Van den Brink snuit luidruchtig zijn neus en bergt dan omzichtig zijn zakdoek weer weg.

‘Niet zo vaak als ik zou willen. In de praktijk ging de baas meestal met hem mee. Dat begrijp ik ook wel, hoor, want als er een nieuw account bij komt, willen de directeuren van beide bedrijven elkaar persoonlijk spreken. Dat zou ik ook willen, in hun geval. Maar ja, dat had wel als gevolg dat ik meestal hier in Amsterdam zat, terwijl Sjoekov en Tolja regelmatig samen op stap waren.’

‘Daar klinkt toch wat jaloezie in door,’ merkt Zijlstra op.

De man achter het bureau haalt zijn schouders op.

‘Zo raar is dat toch niet? Dat soort uitstapjes vind ik persoonlijk de leukste onderdelen van mijn baan. Je ontmoet mensen, je leert wat bij en je komt nog eens ergens.’

‘Wij hebben van de heer Sjoekov gehoord dat er de laatste tijd wel eens wat conflicten waren rond Davidenko,’ neemt Graanoogst de ondervraging over. ‘Kunt u ons daar wat meer over vertellen?’

Van den Brink zucht.

‘Dat kun je wel zeggen, ja, ze hebben vorige week een fikse aanvaring gehad. Daar hebben we allemaal van kunnen meegenieten. Volgens mij had Tolja volkomen gelijk: hij deed een heel redelijk voorstel. Maar Sjoekov reageerde net alsof Tolja daardoor ineens onze eigen grootste concurrent zou worden.’ Graanoogst kijkt met opgetrokken wenkbrauwen naar Zijlstra en vervolgt: ‘Wat waren ook al weer de details van dat voorstel?’

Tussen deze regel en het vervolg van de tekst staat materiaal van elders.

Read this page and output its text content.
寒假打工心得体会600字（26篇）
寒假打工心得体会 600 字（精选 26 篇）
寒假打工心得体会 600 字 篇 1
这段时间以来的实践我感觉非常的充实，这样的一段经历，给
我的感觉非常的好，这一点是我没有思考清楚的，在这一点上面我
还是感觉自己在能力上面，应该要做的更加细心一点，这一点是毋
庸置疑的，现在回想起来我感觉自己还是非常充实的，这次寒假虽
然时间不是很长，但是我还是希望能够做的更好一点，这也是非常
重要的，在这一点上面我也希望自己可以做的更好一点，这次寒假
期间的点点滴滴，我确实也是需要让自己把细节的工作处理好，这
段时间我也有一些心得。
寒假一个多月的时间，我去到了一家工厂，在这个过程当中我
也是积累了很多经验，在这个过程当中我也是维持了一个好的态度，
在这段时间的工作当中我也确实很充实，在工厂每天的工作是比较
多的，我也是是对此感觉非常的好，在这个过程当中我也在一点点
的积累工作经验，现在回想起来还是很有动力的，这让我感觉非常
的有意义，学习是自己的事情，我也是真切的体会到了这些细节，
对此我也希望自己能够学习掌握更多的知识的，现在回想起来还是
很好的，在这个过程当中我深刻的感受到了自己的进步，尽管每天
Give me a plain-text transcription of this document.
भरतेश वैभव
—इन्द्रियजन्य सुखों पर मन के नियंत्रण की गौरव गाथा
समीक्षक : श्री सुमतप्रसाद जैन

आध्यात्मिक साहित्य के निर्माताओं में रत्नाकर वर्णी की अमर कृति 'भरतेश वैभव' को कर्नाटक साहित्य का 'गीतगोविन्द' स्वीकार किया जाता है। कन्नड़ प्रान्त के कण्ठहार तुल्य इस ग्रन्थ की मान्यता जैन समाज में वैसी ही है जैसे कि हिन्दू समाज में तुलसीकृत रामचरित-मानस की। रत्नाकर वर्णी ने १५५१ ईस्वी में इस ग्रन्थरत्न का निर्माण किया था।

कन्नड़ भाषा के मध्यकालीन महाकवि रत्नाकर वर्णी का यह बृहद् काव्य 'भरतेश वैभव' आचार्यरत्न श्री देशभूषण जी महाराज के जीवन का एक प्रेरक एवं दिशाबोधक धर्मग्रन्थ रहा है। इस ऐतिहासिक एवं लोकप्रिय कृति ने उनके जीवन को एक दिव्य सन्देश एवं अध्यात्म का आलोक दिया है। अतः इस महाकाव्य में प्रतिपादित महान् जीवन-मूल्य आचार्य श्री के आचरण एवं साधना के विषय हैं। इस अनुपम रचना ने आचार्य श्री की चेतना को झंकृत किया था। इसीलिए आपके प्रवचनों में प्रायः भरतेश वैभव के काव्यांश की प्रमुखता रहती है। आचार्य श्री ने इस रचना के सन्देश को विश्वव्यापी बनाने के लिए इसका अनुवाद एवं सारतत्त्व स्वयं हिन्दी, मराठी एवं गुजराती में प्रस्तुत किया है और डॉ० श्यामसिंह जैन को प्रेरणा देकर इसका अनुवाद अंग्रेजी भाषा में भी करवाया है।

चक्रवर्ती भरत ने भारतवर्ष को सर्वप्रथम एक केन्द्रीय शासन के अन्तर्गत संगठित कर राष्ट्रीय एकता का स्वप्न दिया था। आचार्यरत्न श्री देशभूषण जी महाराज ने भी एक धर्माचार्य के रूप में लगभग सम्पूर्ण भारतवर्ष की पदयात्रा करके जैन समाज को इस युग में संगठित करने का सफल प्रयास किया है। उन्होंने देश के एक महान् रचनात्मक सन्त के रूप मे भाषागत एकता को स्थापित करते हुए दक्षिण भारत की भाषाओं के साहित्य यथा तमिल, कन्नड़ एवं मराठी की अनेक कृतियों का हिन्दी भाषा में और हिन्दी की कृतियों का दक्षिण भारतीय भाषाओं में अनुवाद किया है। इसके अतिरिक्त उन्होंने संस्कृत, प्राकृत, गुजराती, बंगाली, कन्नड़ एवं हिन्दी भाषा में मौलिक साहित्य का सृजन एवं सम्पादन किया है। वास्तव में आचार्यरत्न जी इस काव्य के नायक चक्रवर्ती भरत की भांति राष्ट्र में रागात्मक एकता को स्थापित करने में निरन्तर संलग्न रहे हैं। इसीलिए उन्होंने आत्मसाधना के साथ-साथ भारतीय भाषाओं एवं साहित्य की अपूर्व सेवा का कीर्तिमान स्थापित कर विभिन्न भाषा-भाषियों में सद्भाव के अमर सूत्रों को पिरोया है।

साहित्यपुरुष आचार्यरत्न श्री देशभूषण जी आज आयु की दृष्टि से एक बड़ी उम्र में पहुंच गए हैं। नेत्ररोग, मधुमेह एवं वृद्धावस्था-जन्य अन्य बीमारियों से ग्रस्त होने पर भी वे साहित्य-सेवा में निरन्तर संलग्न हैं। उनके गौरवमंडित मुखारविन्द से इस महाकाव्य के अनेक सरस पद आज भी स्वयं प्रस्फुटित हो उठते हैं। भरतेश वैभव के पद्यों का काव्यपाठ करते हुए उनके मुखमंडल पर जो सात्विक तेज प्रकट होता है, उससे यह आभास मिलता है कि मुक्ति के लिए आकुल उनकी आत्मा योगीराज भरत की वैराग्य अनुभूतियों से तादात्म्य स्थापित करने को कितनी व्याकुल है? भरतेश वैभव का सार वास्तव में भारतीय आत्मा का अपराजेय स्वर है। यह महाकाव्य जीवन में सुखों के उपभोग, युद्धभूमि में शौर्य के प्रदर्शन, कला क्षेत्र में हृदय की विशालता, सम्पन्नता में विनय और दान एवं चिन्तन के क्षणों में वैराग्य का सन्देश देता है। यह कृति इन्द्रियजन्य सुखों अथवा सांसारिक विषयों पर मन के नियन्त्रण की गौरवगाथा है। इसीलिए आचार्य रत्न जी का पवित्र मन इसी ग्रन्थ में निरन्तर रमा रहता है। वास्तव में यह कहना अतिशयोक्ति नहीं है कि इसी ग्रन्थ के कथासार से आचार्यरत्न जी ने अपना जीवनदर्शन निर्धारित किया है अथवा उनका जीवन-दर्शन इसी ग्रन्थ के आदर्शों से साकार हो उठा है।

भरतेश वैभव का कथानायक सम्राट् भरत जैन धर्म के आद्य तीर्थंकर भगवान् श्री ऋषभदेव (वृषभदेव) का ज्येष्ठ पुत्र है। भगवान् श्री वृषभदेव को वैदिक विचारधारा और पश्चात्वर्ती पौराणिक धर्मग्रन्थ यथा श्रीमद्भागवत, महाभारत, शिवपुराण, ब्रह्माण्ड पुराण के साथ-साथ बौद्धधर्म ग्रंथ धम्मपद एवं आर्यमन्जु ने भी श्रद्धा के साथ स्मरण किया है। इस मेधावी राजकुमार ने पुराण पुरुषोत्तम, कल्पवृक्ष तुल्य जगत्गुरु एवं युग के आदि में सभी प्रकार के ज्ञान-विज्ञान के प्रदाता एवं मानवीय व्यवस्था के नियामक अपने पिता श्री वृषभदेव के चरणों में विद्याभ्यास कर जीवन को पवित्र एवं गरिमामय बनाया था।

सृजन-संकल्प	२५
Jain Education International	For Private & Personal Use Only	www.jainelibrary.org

‘Heeft Sjoekov dat niet verteld?’ vraagt de man tegenover hem. ‘Nou ja, het kwam erop neer dat Tolja zelf wat import zou gaan doen voor dat winkeltje waar hij mee bezig was. Dat wilde hij niet via Ruskolanda laten lopen, maar in eigen hand houden.’

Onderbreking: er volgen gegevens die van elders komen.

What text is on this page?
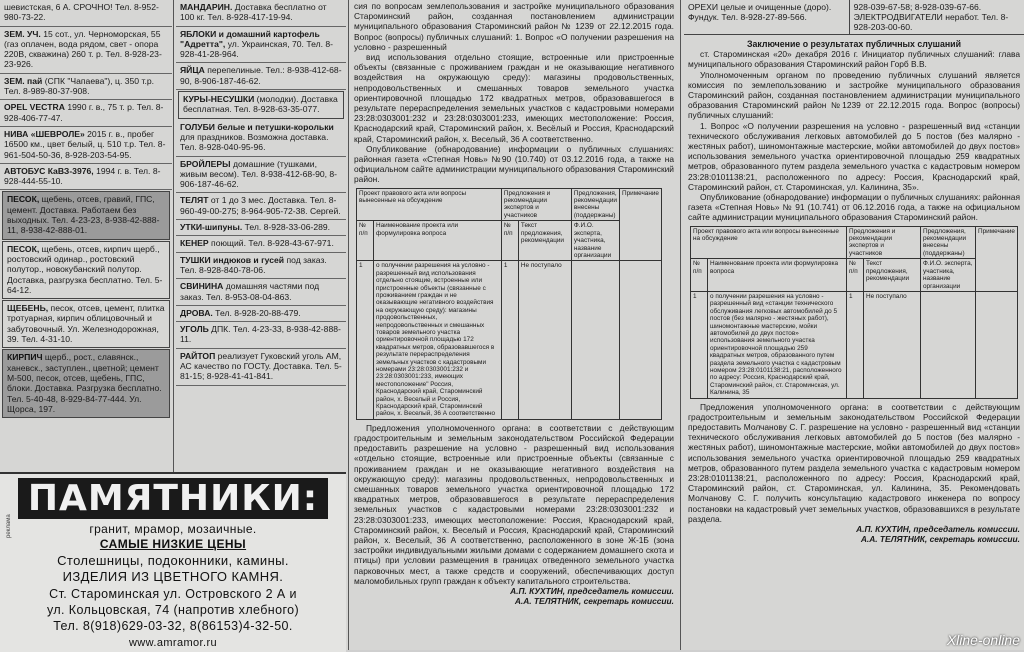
шевистская, 6 А. СРОЧНО! Тел. 8-952-980-73-22.
ЗЕМ. УЧ. 15 сот., ул. Черноморская, 55 (газ оплачен, вода рядом, свет - опора 220В, скважина) 260 т. р. Тел. 8-928-23-23-926.
ЗЕМ. пай (СПК "Чапаева"), ц. 350 т.р. Тел. 8-989-80-37-908.
OPEL VECTRA 1990 г. в., 75 т. р. Тел. 8-928-406-77-47.
НИВА «ШЕВРОЛЕ» 2015 г. в., пробег 16500 км., цвет белый, ц. 510 т.р. Тел. 8-961-504-50-36, 8-928-203-54-95.
АВТОБУС КаВЗ-3976, 1994 г. в. Тел. 8-928-444-55-10.
ПЕСОК, щебень, отсев, гравий, ГПС, цемент. Доставка. Работаем без выходных. Тел. 4-23-23, 8-938-42-888-11, 8-938-42-888-01.
ПЕСОК, щебень, отсев, кирпич щерб., ростовский одинар., ростовский полутор., новокубанский полутор. Доставка, разгрузка бесплатно. Тел. 5-64-12.
ЩЕБЕНЬ, песок, отсев, цемент, плитка тротуарная, кирпич облицовочный и забутовочный. Ул. Железнодорожная, 39. Тел. 4-31-10.
КИРПИЧ щерб., рост., славянск., ханевск., заступлен., цветной; цемент М-500, песок, отсев, щебень, ГПС, блоки. Доставка. Разгрузка бесплатно. Тел. 5-40-48, 8-929-84-77-444. Ул. Щорса, 197.
МАНДАРИН. Доставка бесплатно от 100 кг. Тел. 8-928-417-19-94.
ЯБЛОКИ и домашний картофель "Адретта", ул. Украинская, 70. Тел. 8-928-41-28-964.
ЯЙЦА перепелиные. Тел.: 8-938-412-68-90, 8-906-187-46-62.
КУРЫ-НЕСУШКИ (молодки). Доставка бесплатная. Тел. 8-928-63-35-077.
ГОЛУБИ белые и петушки-корольки для праздников. Возможна доставка. Тел. 8-928-040-95-96.
БРОЙЛЕРЫ домашние (тушками, живым весом). Тел. 8-938-412-68-90, 8-906-187-46-62.
ТЕЛЯТ от 1 до 3 мес. Доставка. Тел. 8-960-49-00-275; 8-964-905-72-38. Сергей.
УТКИ-шипуны. Тел. 8-928-33-06-289.
КЕНЕР поющий. Тел. 8-928-43-67-971.
ТУШКИ индюков и гусей под заказ. Тел. 8-928-840-78-06.
СВИНИНА домашняя частями под заказ. Тел. 8-953-08-04-863.
ДРОВА. Тел. 8-928-20-88-479.
УГОЛЬ ДПК. Тел. 4-23-33, 8-938-42-888-11.
РАЙТОП реализует Гуковский уголь АМ, АС качество по ГОСТу. Доставка. Тел. 5-81-15; 8-928-41-41-841.
ПАМЯТНИКИ:
гранит, мрамор, мозаичные.
САМЫЕ НИЗКИЕ ЦЕНЫ
Столешницы, подоконники, камины.
ИЗДЕЛИЯ ИЗ ЦВЕТНОГО КАМНЯ.
Ст. Староминская ул. Островского 2 А и
ул. Кольцовская, 74 (напротив хлебного)
Тел. 8(918)629-03-32, 8(86153)4-32-50.
www.amramor.ru
реклама
сия по вопросам землепользования и застройке муниципального образования Староминский район, созданная постановлением администрации муниципального образования Староминский район № 1239 от 22.12.2015 года. Вопрос (вопросы) публичных слушаний: 1. Вопрос «О получении разрешения на условно - разрешенный
вид использования отдельно стоящие, встроенные или пристроенные объекты (связанные с проживанием граждан и не оказывающие негативного воздействия на окружающую среду): магазины продовольственных, непродовольственных и смешанных товаров земельного участка ориентировочной площадью 172 квадратных метров, образовавшегося в результате перераспределения земельных участков с кадастровыми номерами 23:28:0303001:232 и 23:28:0303001:233, имеющих местоположение: Россия, Краснодарский край, Староминский район, х. Весёлый и Россия, Краснодарский край, Староминский район, х. Веселый, 36 А соответственно.
Опубликование (обнародование) информации о публичных слушаниях: районная газета «Степная Новь» №90 (10.740) от 03.12.2016 года, а также на официальном сайте администрации муниципального образования Староминский район.
Проект правового акта или вопросы вынесенные на обсуждение		Предложения и рекомендации экспертов и участников		Предложения, рекомендации внесены (поддержаны)	Примечание
№ п/п	Наименование проекта или формулировка вопроса	№ п/п	Текст предложения, рекомендации	Ф.И.О. эксперта, участника, название организации	
1	о получении разрешения на условно - разрешенный вид использования отдельно стоящие, встроенные или пристроенные объекты (связанные с проживанием граждан и не оказывающие негативного воздействия на окружающую среду): магазины продовольственных, непродовольственных и смешанных товаров земельного участка ориентировочной площадью 172 квадратных метров, образовавшегося в результате перераспределения земельных участков с кадастровыми номерами 23:28:0303001:232 и 23:28:0303001:233, имеющих местоположение" Россия, Краснодарский край, Староминский район, х. Веселый и Россия, Краснодарский край, Староминский район, х. Веселый, 36 А соответственно	1	Не поступало		
Предложения уполномоченного органа: в соответствии с действующим градостроительным и земельным законодательством Российской Федерации предоставить разрешение на условно - разрешенный вид использования «отдельно стоящие, встроенные или пристроенные объекты (связанные с проживанием граждан и не оказывающие негативного воздействия на окружающую среду): магазины продовольственных, непродовольственных и смешанных товаров земельного участка ориентировочной площадью 172 квадратных метров, образовавшегося в результате перераспределения земельных участков с кадастровыми номерами 23:28:0303001:232 и 23:28:0303001:233, имеющих местоположение: Россия, Краснодарский край, Староминский район, х. Веселый и Россия, Краснодарский край, Староминский район, х. Веселый, 36 А соответственно, расположенного в зоне Ж-1Б (зона застройки индивидуальными жилыми домами с содержанием домашнего скота и птицы) при условии размещения в границах отведенного земельного участка парковочных мест, а также средств и сооружений, обеспечивающих доступ маломобильных групп граждан к объекту капитального строительства.
А.П. КУХТИН, председатель комиссии.
А.А. ТЕЛЯТНИК, секретарь комиссии.
ОРЕХИ целые и очищенные (доро). Фундук. Тел. 8-928-27-89-566.
928-039-67-58; 8-928-039-67-66. ЭЛЕКТРОДВИГАТЕЛИ неработ. Тел. 8-928-203-00-60.
Заключение о результатах публичных слушаний
ст. Староминская «20» декабря 2016 г. Инициатор публичных слушаний: глава муниципального образования Староминский район Горб В.В.
Уполномоченным органом по проведению публичных слушаний является комиссия по землепользованию и застройке муниципального образования Староминский район, созданная постановлением администрации муниципального образования Староминский район №1239 от 22.12.2015 года. Вопрос (вопросы) публичных слушаний:
1. Вопрос «О получении разрешения на условно - разрешенный вид «станции технического обслуживания легковых автомобилей до 5 постов (без малярно - жестяных работ), шиномонтажные мастерские, мойки автомобилей до двух постов» использования земельного участка ориентировочной площадью 259 квадратных метров, образованного путем раздела земельного участка с кадастровым номером 23:28:0101138:21, расположенного по адресу: Россия, Краснодарский край, Староминский район, ст. Староминская, ул. Калинина, 35».
Опубликование (обнародование) информации о публичных слушаниях: районная газета «Степная Новь» № 91 (10.741) от 06.12.2016 года, а также на официальном сайте администрации муниципального образования Староминский район.
Проект правового акта или вопросы вынесенные на обсуждение		Предложения и рекомендации экспертов и участников		Предложения, рекомендации внесены (поддержаны)	Примечание
№ п/п	Наименование проекта или формулировка вопроса	№ п/п	Текст предложения, рекомендации	Ф.И.О. эксперта, участника, название организации	
1	о получении разрешения на условно - разрешенный вид «станции технического обслуживания легковых автомобилей до 5 постов (без малярно - жестяных работ), шиномонтажные мастерские, мойки автомобилей до двух постов» использования земельного участка ориентировочной площадью 259 квадратных метров, образованного путем раздела земельного участка с кадастровым номером 23:28:0101138:21, расположенного по адресу: Россия, Краснодарский край, Староминский район, ст. Староминская, ул. Калинина, 35	1	Не поступало		
Предложения уполномоченного органа: в соответствии с действующим градостроительным и земельным законодательством Российской Федерации предоставить Молчанову С. Г. разрешение на условно - разрешенный вид «станции технического обслуживания легковых автомобилей до 5 постов (без малярно - жестяных работ), шиномонтажные мастерские, мойки автомобилей до двух постов» использования земельного участка ориентировочной площадью 259 квадратных метров, образованного путем раздела земельного участка с кадастровым номером 23:28:0101138:21, расположенного по адресу: Россия, Краснодарский край, Староминский район, ст. Староминская, ул. Калинина, 35. Рекомендовать Молчанову С. Г. получить консультацию кадастрового инженера по вопросу постановки на кадастровый учет земельных участков, образовавшихся в результате раздела.
А.П. КУХТИН, председатель комиссии.
А.А. ТЕЛЯТНИК, секретарь комиссии.
Xline-online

‘Een handeltje voor zichzelf dus,’ zegt Zijlstra. ‘Daar had hij toch Sjoekovs toestemming niet voor nodig?’

Van den Brink grinnikt wrang.

‘Die zou hij niet nodig hebben als een paar van zijn beoogde zakenpartners niet ook vaste leveranciers van Ruskolanda waren. Of waren geweest: Tolja onderhield ook wel contacten met bedrijven waar we vroeger mee gewerkt hebben.’

‘En dan nog?’ Zijlstra maakt een niet-begrijpend gebaar. ‘Dat bijt elkaar toch niet?’

‘Op zich niet. Maar Tolja wilde zijn zaak ook een soort groothandelsfunctie geven van Wit-Russische producten, heb ik ervan begrepen. Omdat hij anders nooit de omzet zou halen die zo’n klein bedrijfje levensvatbaar kon maken.’

Zijlstra knikt langzaam.

‘En daar was Sjoekov dus tegen?’

‘Daardoor werd het een hooglopende ruzie, waarbij Tolja zelfs dreigde met opstappen. Waarop Sjoekov weer zei dat hij zich dan wel aan een concurrentiebeding had te houden, en dus geen zaken mocht doen met contacten van Ruskolanda.’

Van den Brink maakt een groot gebaar om zich heen.

‘Ze stonden hier midden in de kantoortuin, tussen ons allemaal. En op een gegeven moment waren ze zelfs tegen elkaar aan het schreeuwen.’

‘Hebben ze het nog bijgelegd?’ informeert Graanoogst.

‘Uiteindelijk wel, geloof ik. Maar ik heb nooit de kans gehad om Tolja daarnaar te vragen. Want toen was hij ineens dood.’ Meteen schiet er een vlaag verdriet over zijn gezicht en is de zakdoek weer nodig.

Zijlstra wacht even voordat hij verder vraagt.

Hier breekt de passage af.